Sobrevivência das redes
neurais mais capazes 

por Karla Pequenino
para o jornal português Público

Um grupo de investigadores portugueses da Universidade de Coimbra conseguiu transformar o processo de seleção natural – a teoria de Charles Darwin de que a natureza elimina os organismos pouco capazes – num algoritmo para ensinar programas de inteligência artificial a reconhecer imagens sem ajuda humana.

Chama-se DENSER (acrônimo inglês para Representação Estruturada de Uma Rede Evolucionária Profunda) e, segundo a equipe, já superou o Google Brain, o projeto de inteligência artificial do Google, em alguns testes.


“Segue uma abordagem que é análoga à da natureza”, explica ao PÚBLICO Filipe Assunção, um dos investigadores responsáveis pelo projeto. 

A equipe utiliza algoritmos que imitam o processo de evolução das espécies para encontrar automaticamente estruturas de redes artificiais inspiradas no cérebro humano e treiná-las.

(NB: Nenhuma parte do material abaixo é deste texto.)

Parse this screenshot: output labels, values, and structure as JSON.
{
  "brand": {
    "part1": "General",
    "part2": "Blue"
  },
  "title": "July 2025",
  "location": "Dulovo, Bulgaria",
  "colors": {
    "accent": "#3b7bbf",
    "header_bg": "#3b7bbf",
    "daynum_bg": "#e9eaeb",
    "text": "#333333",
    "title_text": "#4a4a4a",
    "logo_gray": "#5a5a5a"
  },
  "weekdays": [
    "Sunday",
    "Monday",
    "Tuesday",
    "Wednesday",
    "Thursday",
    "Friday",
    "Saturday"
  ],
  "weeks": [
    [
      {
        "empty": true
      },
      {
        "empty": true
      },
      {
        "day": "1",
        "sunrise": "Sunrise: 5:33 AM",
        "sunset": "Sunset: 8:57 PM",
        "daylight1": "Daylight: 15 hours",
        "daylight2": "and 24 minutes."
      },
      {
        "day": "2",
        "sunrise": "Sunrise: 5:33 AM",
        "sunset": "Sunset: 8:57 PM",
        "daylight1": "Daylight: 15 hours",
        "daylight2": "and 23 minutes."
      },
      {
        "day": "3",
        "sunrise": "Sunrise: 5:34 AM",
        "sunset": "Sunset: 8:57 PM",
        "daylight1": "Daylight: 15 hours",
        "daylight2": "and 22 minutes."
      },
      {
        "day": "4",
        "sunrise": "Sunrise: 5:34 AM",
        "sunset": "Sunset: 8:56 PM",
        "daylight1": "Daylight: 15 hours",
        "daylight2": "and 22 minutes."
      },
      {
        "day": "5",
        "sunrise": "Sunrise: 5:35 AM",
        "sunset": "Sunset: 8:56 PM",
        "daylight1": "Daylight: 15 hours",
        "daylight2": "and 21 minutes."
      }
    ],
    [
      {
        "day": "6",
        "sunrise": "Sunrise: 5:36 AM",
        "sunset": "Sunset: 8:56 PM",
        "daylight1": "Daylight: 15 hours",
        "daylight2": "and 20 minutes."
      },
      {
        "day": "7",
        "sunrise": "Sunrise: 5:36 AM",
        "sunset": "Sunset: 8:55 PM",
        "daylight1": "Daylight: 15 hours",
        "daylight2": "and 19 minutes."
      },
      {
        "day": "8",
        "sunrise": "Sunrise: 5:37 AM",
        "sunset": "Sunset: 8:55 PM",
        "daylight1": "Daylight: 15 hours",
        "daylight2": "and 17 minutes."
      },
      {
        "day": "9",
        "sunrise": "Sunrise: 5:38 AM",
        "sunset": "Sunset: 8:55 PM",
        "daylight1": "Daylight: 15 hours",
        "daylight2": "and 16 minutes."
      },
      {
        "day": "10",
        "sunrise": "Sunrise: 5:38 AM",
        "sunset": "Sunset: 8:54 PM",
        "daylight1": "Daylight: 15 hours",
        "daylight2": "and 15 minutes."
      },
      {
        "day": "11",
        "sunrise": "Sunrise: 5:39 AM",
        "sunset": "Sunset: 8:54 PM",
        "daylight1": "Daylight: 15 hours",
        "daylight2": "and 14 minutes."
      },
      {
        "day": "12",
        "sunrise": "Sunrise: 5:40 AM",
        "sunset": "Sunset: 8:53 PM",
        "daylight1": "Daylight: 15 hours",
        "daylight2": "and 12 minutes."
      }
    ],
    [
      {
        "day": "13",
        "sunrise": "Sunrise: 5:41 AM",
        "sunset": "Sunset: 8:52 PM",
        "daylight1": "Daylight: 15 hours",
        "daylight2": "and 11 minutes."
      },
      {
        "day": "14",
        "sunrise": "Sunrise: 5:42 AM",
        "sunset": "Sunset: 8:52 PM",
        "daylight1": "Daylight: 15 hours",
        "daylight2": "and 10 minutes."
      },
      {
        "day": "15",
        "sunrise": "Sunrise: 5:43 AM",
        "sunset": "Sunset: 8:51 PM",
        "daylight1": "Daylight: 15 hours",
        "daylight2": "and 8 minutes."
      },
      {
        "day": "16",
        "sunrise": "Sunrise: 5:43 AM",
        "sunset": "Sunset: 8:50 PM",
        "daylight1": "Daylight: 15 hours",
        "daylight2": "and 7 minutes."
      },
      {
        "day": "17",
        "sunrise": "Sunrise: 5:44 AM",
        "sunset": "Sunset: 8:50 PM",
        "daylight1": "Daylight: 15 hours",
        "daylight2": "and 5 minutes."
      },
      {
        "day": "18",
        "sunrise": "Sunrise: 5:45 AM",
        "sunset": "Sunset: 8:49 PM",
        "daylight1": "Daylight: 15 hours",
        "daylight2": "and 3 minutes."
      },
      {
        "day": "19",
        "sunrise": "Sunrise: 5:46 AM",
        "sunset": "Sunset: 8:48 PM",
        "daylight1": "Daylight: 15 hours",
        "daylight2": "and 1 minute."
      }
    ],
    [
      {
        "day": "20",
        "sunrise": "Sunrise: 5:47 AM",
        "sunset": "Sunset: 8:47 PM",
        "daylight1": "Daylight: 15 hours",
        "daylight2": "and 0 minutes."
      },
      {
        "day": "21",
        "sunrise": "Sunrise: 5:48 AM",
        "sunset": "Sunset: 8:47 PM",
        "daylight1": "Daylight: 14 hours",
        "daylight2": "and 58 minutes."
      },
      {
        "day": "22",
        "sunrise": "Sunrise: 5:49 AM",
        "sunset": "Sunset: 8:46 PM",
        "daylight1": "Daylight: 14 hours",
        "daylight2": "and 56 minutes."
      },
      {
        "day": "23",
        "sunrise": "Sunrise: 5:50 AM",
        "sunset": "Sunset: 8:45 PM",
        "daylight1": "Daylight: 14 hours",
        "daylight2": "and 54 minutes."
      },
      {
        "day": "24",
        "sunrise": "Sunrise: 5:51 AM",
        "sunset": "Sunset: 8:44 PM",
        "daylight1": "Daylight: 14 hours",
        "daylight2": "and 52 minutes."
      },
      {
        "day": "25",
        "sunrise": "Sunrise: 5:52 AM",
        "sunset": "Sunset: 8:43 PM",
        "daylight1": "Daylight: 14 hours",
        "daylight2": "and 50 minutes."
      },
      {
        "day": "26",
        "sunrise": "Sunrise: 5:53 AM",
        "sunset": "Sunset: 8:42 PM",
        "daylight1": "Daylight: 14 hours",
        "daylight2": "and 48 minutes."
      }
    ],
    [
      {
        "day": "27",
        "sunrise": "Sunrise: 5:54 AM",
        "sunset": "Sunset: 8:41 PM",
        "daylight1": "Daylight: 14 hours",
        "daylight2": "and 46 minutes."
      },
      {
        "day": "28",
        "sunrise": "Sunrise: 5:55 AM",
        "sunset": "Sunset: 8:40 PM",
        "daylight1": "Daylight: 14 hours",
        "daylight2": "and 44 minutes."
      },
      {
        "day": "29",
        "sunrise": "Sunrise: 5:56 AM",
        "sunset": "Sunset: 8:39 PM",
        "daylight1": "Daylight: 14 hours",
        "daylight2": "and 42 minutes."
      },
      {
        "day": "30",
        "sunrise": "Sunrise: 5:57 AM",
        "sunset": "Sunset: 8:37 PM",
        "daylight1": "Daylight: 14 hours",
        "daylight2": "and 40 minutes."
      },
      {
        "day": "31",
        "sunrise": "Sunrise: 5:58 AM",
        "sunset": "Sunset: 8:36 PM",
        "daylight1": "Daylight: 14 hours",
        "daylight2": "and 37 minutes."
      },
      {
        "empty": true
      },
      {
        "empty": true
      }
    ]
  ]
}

“As redes neuronais que têm melhor performance têm maior probabilidade de ‘sobreviver’ e de se replicarem. Ao fim de algumas gerações, começam a surgir estruturas eficientes e mais competitivas.”

Um dos sistemas que se aproxima da solução arquitetada pelos investigadores de Coimbra é o do projeto Google Brain, que também usa métodos que mimetizam a evolução. 

“A grande diferença é a quantidade de conhecimento que é fornecido ao algoritmo. Nós seguimos uma abordagem algo purista”, explica Filipe Assunção. 

Enquanto a Google define a estrutura e área de conhecimento das redes neuronais que devem evoluir, a equipe portuguesa não programa qualquer informação sobre a estrutura das redes neuronais que o DENSER deve encontrar. 

“É apenas a performance que dita o processo evolucionário.”